Metathermics is dumped for now because it provides comparatively little.
Persuasion opens up some things only accessible with persuasion.
The reason I take psi at all is because I need Will.
I need Will to interact with the pillars.
I know the spread seems all over the place, but it is simply because it requires a lot of points and you simply don't have them in the beginning.
I think that the idea of stealth Agi psi has some merit when compared to Con psi. Since you always attack first you can more reliably take advantage of tranquility without knowing enemies are ahead. Once you get Locust of control and premeditation you will be able to AOE enrage and disable at least two guys on your first turn, couple that with how ridiculously huge you can make shields and the fact that you have stealth, a ton of movement points, and force field and the possibility of rarely receiving health damage becomes quite plausible.

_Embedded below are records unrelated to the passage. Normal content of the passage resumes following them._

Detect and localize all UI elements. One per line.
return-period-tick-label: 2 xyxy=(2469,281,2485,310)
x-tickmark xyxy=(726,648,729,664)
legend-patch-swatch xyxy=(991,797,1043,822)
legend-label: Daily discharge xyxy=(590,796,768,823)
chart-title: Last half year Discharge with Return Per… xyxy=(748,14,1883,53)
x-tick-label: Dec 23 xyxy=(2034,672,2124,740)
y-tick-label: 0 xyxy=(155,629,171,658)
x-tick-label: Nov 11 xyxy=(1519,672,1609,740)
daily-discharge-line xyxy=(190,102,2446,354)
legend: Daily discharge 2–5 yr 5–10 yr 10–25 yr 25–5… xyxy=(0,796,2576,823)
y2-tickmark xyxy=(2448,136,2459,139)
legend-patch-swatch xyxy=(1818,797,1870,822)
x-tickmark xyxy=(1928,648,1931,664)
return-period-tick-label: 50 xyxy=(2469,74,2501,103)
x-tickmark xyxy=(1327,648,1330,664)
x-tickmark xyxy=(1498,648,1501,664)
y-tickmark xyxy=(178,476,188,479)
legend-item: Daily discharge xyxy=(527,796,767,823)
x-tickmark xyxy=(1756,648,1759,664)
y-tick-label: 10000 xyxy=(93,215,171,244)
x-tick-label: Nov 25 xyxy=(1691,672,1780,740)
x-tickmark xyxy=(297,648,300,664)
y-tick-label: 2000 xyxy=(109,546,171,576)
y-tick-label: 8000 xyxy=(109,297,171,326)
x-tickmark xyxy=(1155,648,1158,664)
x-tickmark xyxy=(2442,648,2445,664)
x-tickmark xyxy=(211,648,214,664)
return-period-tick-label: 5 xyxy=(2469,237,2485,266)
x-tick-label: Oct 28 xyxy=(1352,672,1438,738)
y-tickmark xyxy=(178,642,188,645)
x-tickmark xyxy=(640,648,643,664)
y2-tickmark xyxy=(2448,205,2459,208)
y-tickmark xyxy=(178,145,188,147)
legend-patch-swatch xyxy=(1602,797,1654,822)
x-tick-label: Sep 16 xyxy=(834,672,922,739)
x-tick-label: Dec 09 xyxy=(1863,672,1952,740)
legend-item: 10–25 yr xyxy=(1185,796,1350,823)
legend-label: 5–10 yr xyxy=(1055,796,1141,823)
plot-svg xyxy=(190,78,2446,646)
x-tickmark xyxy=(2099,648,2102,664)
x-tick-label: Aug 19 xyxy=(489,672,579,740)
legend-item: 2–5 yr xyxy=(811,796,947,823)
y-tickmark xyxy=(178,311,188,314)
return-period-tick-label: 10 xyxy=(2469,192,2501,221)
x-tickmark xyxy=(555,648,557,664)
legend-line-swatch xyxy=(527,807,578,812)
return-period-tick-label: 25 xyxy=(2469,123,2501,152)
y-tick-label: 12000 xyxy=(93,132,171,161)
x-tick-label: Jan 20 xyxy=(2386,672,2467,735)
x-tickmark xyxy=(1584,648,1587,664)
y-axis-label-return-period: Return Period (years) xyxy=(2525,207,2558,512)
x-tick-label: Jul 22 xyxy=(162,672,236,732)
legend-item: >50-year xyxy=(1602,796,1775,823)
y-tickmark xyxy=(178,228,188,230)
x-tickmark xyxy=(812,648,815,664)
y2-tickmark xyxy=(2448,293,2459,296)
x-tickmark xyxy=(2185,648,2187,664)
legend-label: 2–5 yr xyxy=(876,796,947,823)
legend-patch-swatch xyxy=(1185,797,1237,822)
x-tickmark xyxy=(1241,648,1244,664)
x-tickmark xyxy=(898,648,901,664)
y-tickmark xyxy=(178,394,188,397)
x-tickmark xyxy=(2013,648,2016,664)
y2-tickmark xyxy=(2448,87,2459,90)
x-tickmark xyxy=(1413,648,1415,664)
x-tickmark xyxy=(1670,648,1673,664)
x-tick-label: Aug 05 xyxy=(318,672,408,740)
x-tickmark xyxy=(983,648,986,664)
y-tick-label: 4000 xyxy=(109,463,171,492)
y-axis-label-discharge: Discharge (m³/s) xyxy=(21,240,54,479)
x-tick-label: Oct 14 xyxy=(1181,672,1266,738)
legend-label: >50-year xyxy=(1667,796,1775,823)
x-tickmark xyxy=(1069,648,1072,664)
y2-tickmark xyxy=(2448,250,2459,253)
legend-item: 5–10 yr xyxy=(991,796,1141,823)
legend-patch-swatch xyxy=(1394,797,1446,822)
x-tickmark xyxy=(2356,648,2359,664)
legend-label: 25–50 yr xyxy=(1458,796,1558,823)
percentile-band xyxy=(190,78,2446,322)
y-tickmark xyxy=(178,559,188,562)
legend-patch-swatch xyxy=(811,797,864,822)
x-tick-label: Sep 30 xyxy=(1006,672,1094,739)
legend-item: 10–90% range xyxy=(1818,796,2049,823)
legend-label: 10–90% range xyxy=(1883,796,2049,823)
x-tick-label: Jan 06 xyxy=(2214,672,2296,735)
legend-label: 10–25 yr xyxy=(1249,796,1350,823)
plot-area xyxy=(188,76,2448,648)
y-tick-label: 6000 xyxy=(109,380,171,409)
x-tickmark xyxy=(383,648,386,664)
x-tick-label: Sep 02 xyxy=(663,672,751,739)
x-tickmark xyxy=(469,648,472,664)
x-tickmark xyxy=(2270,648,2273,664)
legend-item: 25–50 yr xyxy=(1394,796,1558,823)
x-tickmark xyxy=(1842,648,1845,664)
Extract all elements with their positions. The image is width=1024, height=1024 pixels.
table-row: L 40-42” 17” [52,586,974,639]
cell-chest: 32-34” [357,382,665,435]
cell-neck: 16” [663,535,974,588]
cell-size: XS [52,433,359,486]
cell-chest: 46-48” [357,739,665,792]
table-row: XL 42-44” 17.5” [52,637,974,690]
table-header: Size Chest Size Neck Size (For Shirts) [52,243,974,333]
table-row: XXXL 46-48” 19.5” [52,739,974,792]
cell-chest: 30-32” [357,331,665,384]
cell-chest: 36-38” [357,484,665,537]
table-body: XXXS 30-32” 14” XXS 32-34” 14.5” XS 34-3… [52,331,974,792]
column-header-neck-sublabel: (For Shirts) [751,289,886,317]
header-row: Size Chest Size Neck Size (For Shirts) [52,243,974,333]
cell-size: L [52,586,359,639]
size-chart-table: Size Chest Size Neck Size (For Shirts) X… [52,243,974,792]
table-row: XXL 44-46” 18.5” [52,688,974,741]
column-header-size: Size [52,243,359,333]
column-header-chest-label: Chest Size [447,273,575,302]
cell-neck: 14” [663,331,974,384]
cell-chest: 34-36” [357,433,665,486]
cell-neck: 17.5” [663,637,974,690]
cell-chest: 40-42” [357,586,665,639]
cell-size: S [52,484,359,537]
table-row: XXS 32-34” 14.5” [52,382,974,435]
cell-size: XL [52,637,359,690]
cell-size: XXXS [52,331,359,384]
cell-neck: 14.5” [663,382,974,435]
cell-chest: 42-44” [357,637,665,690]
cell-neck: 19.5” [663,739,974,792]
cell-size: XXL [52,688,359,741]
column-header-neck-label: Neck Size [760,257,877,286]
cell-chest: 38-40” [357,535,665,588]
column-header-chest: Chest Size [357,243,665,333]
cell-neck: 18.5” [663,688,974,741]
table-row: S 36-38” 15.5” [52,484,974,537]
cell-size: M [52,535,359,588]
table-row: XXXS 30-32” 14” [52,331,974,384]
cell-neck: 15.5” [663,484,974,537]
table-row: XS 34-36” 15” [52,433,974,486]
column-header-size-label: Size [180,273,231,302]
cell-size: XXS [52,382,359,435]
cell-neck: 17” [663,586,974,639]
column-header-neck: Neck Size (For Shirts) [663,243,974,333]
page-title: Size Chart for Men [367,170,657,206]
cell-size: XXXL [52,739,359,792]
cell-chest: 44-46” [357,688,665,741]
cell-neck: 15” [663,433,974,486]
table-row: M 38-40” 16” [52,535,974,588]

Also I feel, that build focused e.g. pistols only is better than pistol+something in general.
However it's a sort of personal preferences, I like extreme edge builds.
If you need psi tools, at least you don't need to invest that much.
I had great success with a Sniper/PSI hybrid so far sacrificing crafting so far which I am never a fan of in any game. I prefer to run around in stealth and scavenge.
Played it to 15 so far with only a few problems, this is the rough plan until 25. I'll probably play some variations of this build since I really enjoy it a lot.